You're getting ready to go out with your friends; it's the end of winter break, and you're coming to the end of an amazing vacation before you head back to school. You're in a new city with some great friends. You and your friends all pack into an Uber — there's no way you're driving home tonight. You go to a club; the music is hitting, the drinks are hitting and everything is right. You and your friends are tipsy, giggling and taking selfies just like usual. It's around 1 a.m., and you're all getting ready to call it a night. You open up your phone to call an Uber, and once it arrives, you and your friends head home. As the Uber driver attempts to merge lanes on a highway, a speeding car comes and rear-ends you. The impact snaps your neck and kills you. Just like that, you're gone. Your friends get seriously injured as well, but they are lucky and only walk away with numerous broken bones, a collapsed lung and a concussion. Even the Uber driver couldn't escape unscathed. They, too, are left with a concussion and a totaled vehicle. Sound terrifying? Unjust? Cruel? Sad? It was. This was the fate of one of my close childhood friends. 


To preface, my friend Katie* was one of the most lively, wonderful people I had ever met. She had the most gorgeous smile, framed by two dimples and piercing blue eyes. She was that girl: popular and pretty, genuinely sweet and never took herself too seriously. Katie came from a British family, and, as one of my first friends in middle school, she brought me a pack of Burton's Jammie Dodgers for my birthday every year. She was the sweetest. In fact, I later heard from a mutual friend that she took the time to buy him a new uniform sweater after he had been disciplined at our private high school for having holes in his old one. "She knew I wasn't in the best of financial situations," he told me. After graduating, she ended up moving to another state to go to college. We lost contact for a while, messaging every each other now and then to catch up. She seemed so happy. She went to parties and tailgates and enjoyed her college life to the fullest. She had a long-term boyfriend whom she referred to as the "love of her life." Her sister had gotten engaged over the Christmas holiday, and the wedding was set to be on Katie's 22nd birthday. She never lived to see it.
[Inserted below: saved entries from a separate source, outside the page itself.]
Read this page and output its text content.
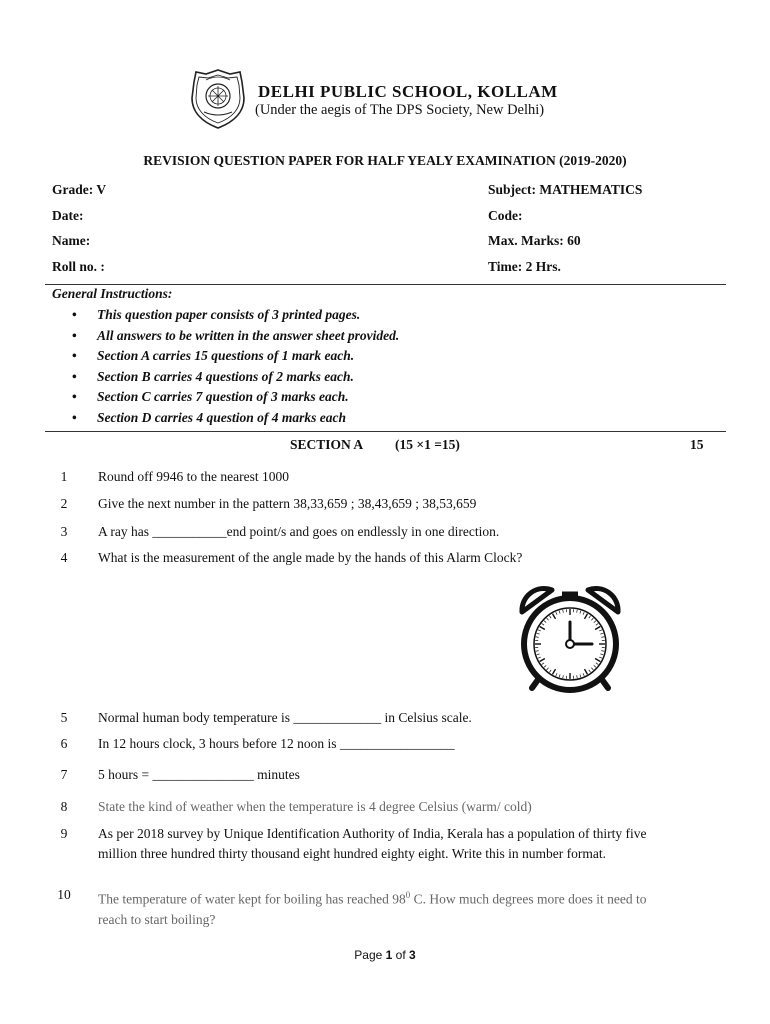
DELHI PUBLIC SCHOOL, KOLLAM
(Under the aegis of The DPS Society, New Delhi)
REVISION QUESTION PAPER FOR HALF YEALY EXAMINATION (2019-2020)
Grade: V	Subject: MATHEMATICS
Date:	Code:
Name:	Max. Marks: 60
Roll no. :	Time: 2 Hrs.
General Instructions:
• This question paper consists of 3 printed pages.
• All answers to be written in the answer sheet provided.
• Section A carries 15 questions of 1 mark each.
• Section B carries 4 questions of 2 marks each.
• Section C carries 7 question of 3 marks each.
• Section D carries 4 question of 4 marks each
SECTION A (15 ×1 =15)	15
1	Round off 9946 to the nearest 1000
2	Give the next number in the pattern 38,33,659 ; 38,43,659 ; 38,53,659
3	A ray has ___________end point/s and goes on endlessly in one direction.
4	What is the measurement of the angle made by the hands of this Alarm Clock?
5	Normal human body temperature is _____________ in Celsius scale.
6	In 12 hours clock, 3 hours before 12 noon is _________________
7	5 hours = _______________ minutes
8	State the kind of weather when the temperature is 4 degree Celsius (warm/ cold)
9	As per 2018 survey by Unique Identification Authority of India, Kerala has a population of thirty five million three hundred thirty thousand eight hundred eighty eight. Write this in number format.
10	The temperature of water kept for boiling has reached $98^0$ C. How much degrees more does it need to reach to start boiling?
Page 1 of 3
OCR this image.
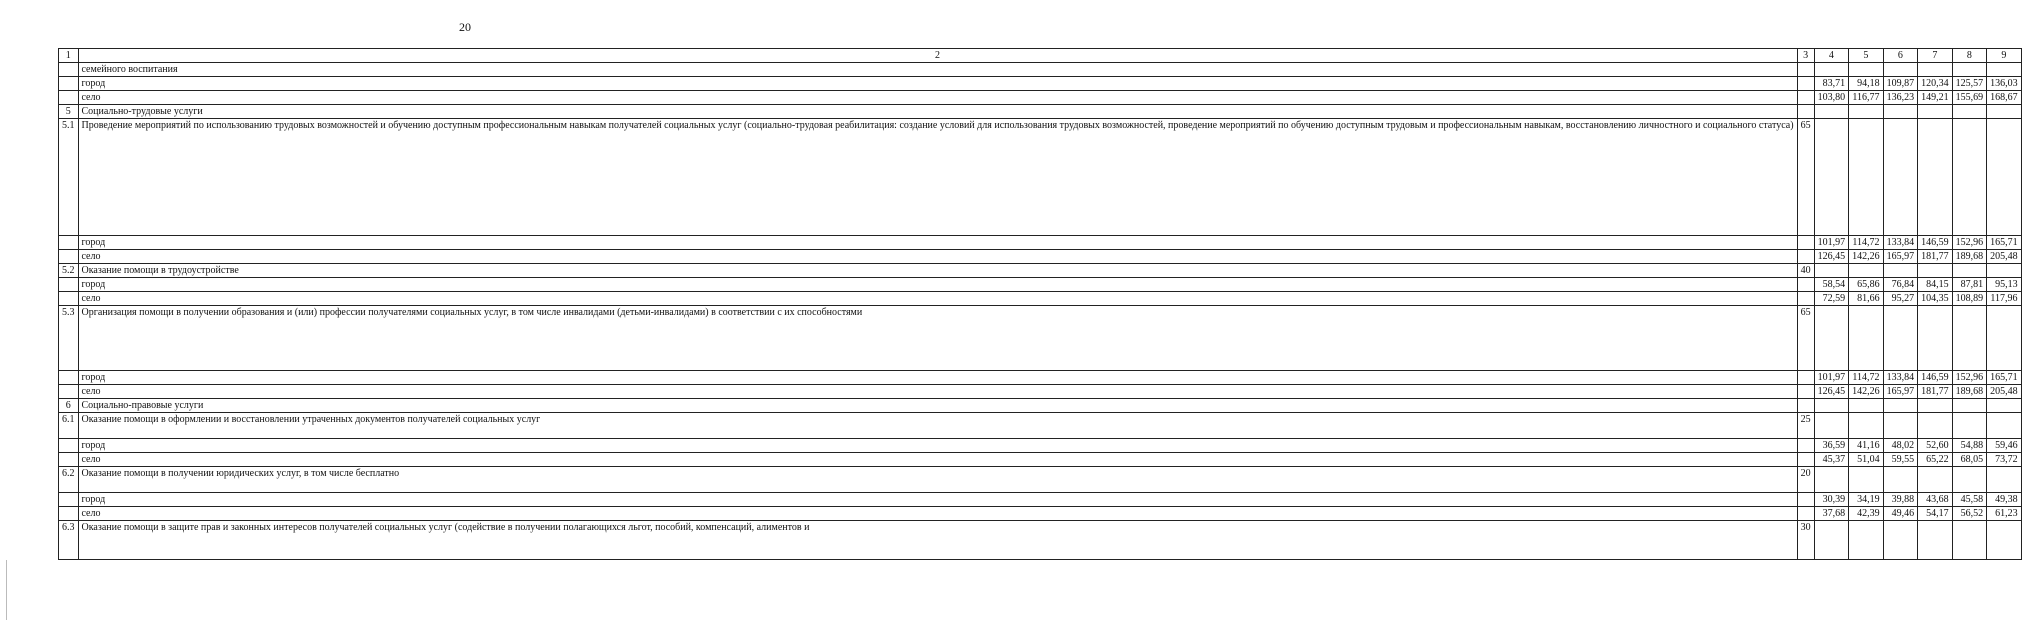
20
1	2	3	4	5	6	7	8	9
	семейного воспитания							
	город		83,71	94,18	109,87	120,34	125,57	136,03
	село		103,80	116,77	136,23	149,21	155,69	168,67
5	Социально-трудовые услуги							
5.1	Проведение мероприятий по использованию трудовых возможностей и обучению доступным профессиональным навыкам получателей социальных услуг (социально-трудовая реабилитация: создание условий для использования трудовых возможностей, проведение мероприятий по обучению доступным трудовым и профессиональным навыкам, восстановлению личностного и социального статуса)	65						
	город		101,97	114,72	133,84	146,59	152,96	165,71
	село		126,45	142,26	165,97	181,77	189,68	205,48
5.2	Оказание помощи в трудоустройстве	40						
	город		58,54	65,86	76,84	84,15	87,81	95,13
	село		72,59	81,66	95,27	104,35	108,89	117,96
5.3	Организация помощи в получении образования и (или) профессии получателями социальных услуг, в том числе инвалидами (детьми-инвалидами) в соответствии с их способностями	65						
	город		101,97	114,72	133,84	146,59	152,96	165,71
	село		126,45	142,26	165,97	181,77	189,68	205,48
6	Социально-правовые услуги							
6.1	Оказание помощи в оформлении и восстановлении утраченных документов получателей социальных услуг	25						
	город		36,59	41,16	48,02	52,60	54,88	59,46
	село		45,37	51,04	59,55	65,22	68,05	73,72
6.2	Оказание помощи в получении юридических услуг, в том числе бесплатно	20						
	город		30,39	34,19	39,88	43,68	45,58	49,38
	село		37,68	42,39	49,46	54,17	56,52	61,23
6.3	Оказание помощи в защите прав и законных интересов получателей социальных услуг (содействие в получении полагающихся льгот, пособий, компенсаций, алиментов и	30						
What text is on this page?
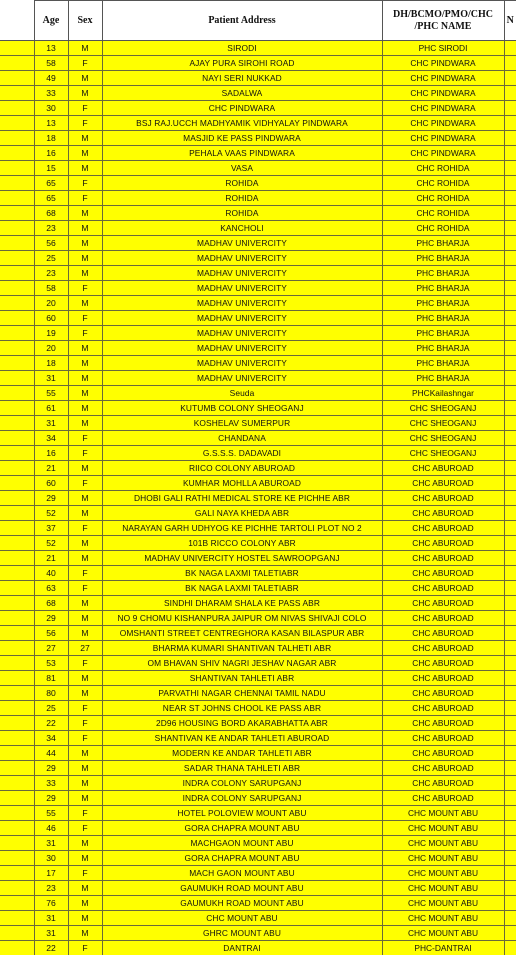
	Age	Sex	Patient Address	DH/BCMO/PMO/CHC
/PHC NAME	N
	13	M	SIRODI	PHC SIRODI	
	58	F	AJAY PURA SIROHI ROAD	CHC PINDWARA	
	49	M	NAYI SERI NUKKAD	CHC PINDWARA	
	33	M	SADALWA	CHC PINDWARA	
	30	F	CHC PINDWARA	CHC PINDWARA	
	13	F	BSJ RAJ.UCCH MADHYAMIK VIDHYALAY PINDWARA	CHC PINDWARA	
	18	M	MASJID KE PASS PINDWARA	CHC PINDWARA	
	16	M	PEHALA VAAS PINDWARA	CHC PINDWARA	
	15	M	VASA	CHC ROHIDA	
	65	F	ROHIDA	CHC ROHIDA	
	65	F	ROHIDA	CHC ROHIDA	
	68	M	ROHIDA	CHC ROHIDA	
	23	M	KANCHOLI	CHC ROHIDA	
	56	M	MADHAV UNIVERCITY	PHC BHARJA	
	25	M	MADHAV UNIVERCITY	PHC BHARJA	
	23	M	MADHAV UNIVERCITY	PHC BHARJA	
	58	F	MADHAV UNIVERCITY	PHC BHARJA	
	20	M	MADHAV UNIVERCITY	PHC BHARJA	
	60	F	MADHAV UNIVERCITY	PHC BHARJA	
	19	F	MADHAV UNIVERCITY	PHC BHARJA	
	20	M	MADHAV UNIVERCITY	PHC BHARJA	
	18	M	MADHAV UNIVERCITY	PHC BHARJA	
	31	M	MADHAV UNIVERCITY	PHC BHARJA	
	55	M	Seuda	PHCKailashngar	
	61	M	KUTUMB COLONY SHEOGANJ	CHC SHEOGANJ	
	31	M	KOSHELAV SUMERPUR	CHC SHEOGANJ	
	34	F	CHANDANA	CHC SHEOGANJ	
	16	F	G.S.S.S. DADAVADI	CHC SHEOGANJ	
	21	M	RIICO COLONY ABUROAD	CHC ABUROAD	
	60	F	KUMHAR MOHLLA ABUROAD	CHC ABUROAD	
	29	M	DHOBI GALI RATHI MEDICAL STORE KE PICHHE ABR	CHC ABUROAD	
	52	M	GALI NAYA KHEDA ABR	CHC ABUROAD	
	37	F	NARAYAN GARH UDHYOG KE PICHHE TARTOLI PLOT NO 2	CHC ABUROAD	
	52	M	101B RICCO COLONY ABR	CHC ABUROAD	
	21	M	MADHAV UNIVERCITY HOSTEL SAWROOPGANJ	CHC ABUROAD	
	40	F	BK NAGA LAXMI TALETIABR	CHC ABUROAD	
	63	F	BK NAGA LAXMI TALETIABR	CHC ABUROAD	
	68	M	SINDHI DHARAM SHALA KE PASS ABR	CHC ABUROAD	
	29	M	NO 9 CHOMU KISHANPURA JAIPUR OM NIVAS SHIVAJI COLO	CHC ABUROAD	
	56	M	OMSHANTI STREET CENTREGHORA KASAN BILASPUR ABR	CHC ABUROAD	
	27	27	BHARMA KUMARI SHANTIVAN TALHETI ABR	CHC ABUROAD	
	53	F	OM BHAVAN SHIV NAGRI JESHAV NAGAR ABR	CHC ABUROAD	
	81	M	SHANTIVAN TAHLETI ABR	CHC ABUROAD	
	80	M	PARVATHI NAGAR CHENNAI TAMIL NADU	CHC ABUROAD	
	25	F	NEAR ST JOHNS CHOOL KE PASS ABR	CHC ABUROAD	
	22	F	2D96 HOUSING BORD AKARABHATTA ABR	CHC ABUROAD	
	34	F	SHANTIVAN KE ANDAR TAHLETI ABUROAD	CHC ABUROAD	
	44	M	MODERN KE ANDAR TAHLETI ABR	CHC ABUROAD	
	29	M	SADAR THANA TAHLETI ABR	CHC ABUROAD	
	33	M	INDRA COLONY SARUPGANJ	CHC ABUROAD	
	29	M	INDRA COLONY SARUPGANJ	CHC ABUROAD	
	55	F	HOTEL POLOVIEW MOUNT ABU	CHC MOUNT ABU	
	46	F	GORA CHAPRA MOUNT ABU	CHC MOUNT ABU	
	31	M	MACHGAON MOUNT ABU	CHC MOUNT ABU	
	30	M	GORA CHAPRA MOUNT ABU	CHC MOUNT ABU	
	17	F	MACH GAON MOUNT ABU	CHC MOUNT ABU	
	23	M	GAUMUKH ROAD MOUNT ABU	CHC MOUNT ABU	
	76	M	GAUMUKH ROAD MOUNT ABU	CHC MOUNT ABU	
	31	M	CHC MOUNT ABU	CHC MOUNT ABU	
	31	M	GHRC MOUNT ABU	CHC MOUNT ABU	
	22	F	DANTRAI	PHC-DANTRAI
As it turns out, the driver of the vehicle that hit Katie was heavily intoxicated. Others had noticed him driving recklessly for numerous miles. Ultimately, that drunk driver walked away with minimal injuries, just a couple of scratches. Meanwhile, my good friend lost her life. The saddest thing of all? The drunk driver that killed Katie had lost their cousin to a drunk driving accident a week prior. 


According to MADD, or Mothers Against Drunk Driving, "in 2017,10,874 people died in drunk driving crashes — one every 48 minutes — and more than 300,000 were injured in drunk driving crashes." Another statistic revealed that a person is injured every two minutes in a drunk driving accident in the United States. Approximately, two out of three people will be involved in an accident caused by drunk driving in their lifetime. Some people escape with their lives; others, are not so lucky. The pain that this driver has caused is unimaginable. The light that they stole from this world cannot be replaced. Katie's family and friends will be forced to reconcile and piece together their lives without her because of their reckless and inconsiderate actions. They perpetuated the pain placed on their very own family.

With that, I implore you to, please, be responsible. Call that Uber, just as Katie and her friends did. Or, hail that cab. Have a friend take your keys. Designate a trustworthy friend to stay sober throughout the night. Walk home from Pub barefoot if you must. But please, for Katie and all other victims of drunk driving, do not ever drive drunk.

*Name changed to protect the identity of the victim and their family.